SMSF practitioners and auditors have been told to carefully review the legal documents associated with their clients' 50-50 unit trust structures, as some professionals are in danger of attracting the attention of the regulator through the provision of potentially negligent advice in this area.

Speaking at a seminar in Sydney, DBA Lawyers director Daniel Butler said while practitioners or auditors may not be constructing the constitution and documents of a unit trust themselves, by recommending a unit trust strategy and putting forward particular documents for the client to use, they need to be aware they are implicitly stating to the client that the documents are fit for purpose.

Mr Butler explained a 50-50 unit trust involves two separate SMSFs each holding a 50 per cent unit holding in a trust. This trust may be used to hold property and other investments.

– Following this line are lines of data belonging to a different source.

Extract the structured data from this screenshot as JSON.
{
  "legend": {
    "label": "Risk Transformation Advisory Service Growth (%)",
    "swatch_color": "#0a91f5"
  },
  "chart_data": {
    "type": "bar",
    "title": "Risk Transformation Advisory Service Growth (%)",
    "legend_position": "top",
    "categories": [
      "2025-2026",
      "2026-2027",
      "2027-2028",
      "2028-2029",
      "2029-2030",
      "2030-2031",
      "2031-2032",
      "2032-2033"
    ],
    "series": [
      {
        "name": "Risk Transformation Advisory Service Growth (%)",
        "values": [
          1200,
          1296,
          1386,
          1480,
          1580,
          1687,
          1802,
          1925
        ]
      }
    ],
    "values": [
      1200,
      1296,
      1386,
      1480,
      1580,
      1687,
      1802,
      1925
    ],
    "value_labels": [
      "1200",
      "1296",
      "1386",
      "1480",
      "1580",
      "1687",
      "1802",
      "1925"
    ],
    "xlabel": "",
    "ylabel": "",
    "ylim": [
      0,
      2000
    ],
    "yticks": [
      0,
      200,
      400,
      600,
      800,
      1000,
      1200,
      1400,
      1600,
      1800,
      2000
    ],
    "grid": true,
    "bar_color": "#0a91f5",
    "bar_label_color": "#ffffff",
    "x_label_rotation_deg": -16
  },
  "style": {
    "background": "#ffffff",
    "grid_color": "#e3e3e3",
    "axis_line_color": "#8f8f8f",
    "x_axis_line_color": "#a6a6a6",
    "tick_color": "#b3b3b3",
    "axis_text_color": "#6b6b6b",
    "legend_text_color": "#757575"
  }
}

The ATO confirmed in 2013, he said, that a 50-50 unitholding arrangement would not give rise to a related trust arrangement.

“It should be noted, however, that the ATO has broad powers and unless this type of 50 per cent/50 per cent arrangement is carefully implemented and documented, it could result in a contravention of SISA with significant penalties,” he warned.

Mr Butler said there are various traps with this strategy which are in some cases catching out practitioners.

If the constitution of the corporate trustee for the trust, for instance, provides a casting vote to a chairperson, this can give rise to a related trust relationship.

“For this reason, it is generally much safer to have, for example, three unrelated SMSFs undertaking such an investment with, say with 33.3 per cent units each. This would not give rise to a related trust relationship,” he said.

Mr Butler said he also saw another case where an adviser had set up a unit trust with a number of siblings in the same unit trust which they used to complete a development.

“The adviser made the call that it was not a related party trust, which was purely negligent advice,” he said.

“The adviser then ducked for cover and avoided dealing with the client’s issue. I’m now involved in the process of trying to get compensation for the client.”

"We’re seeing advisers who think they know what they’re doing [with these structures] and clients who just don’t know what to question.”

Mr Butler said this is also an issue for auditors who should be having a “deep look under the hood of these trusts during an audit”.

Auditors he said may be assuming too much risk and signing off on poorly constructed documents.

“Auditors may want to insist on a legal opinion that the 50-50 structure is straight down the line rather than one of the ones with a swinging constitution,” he said.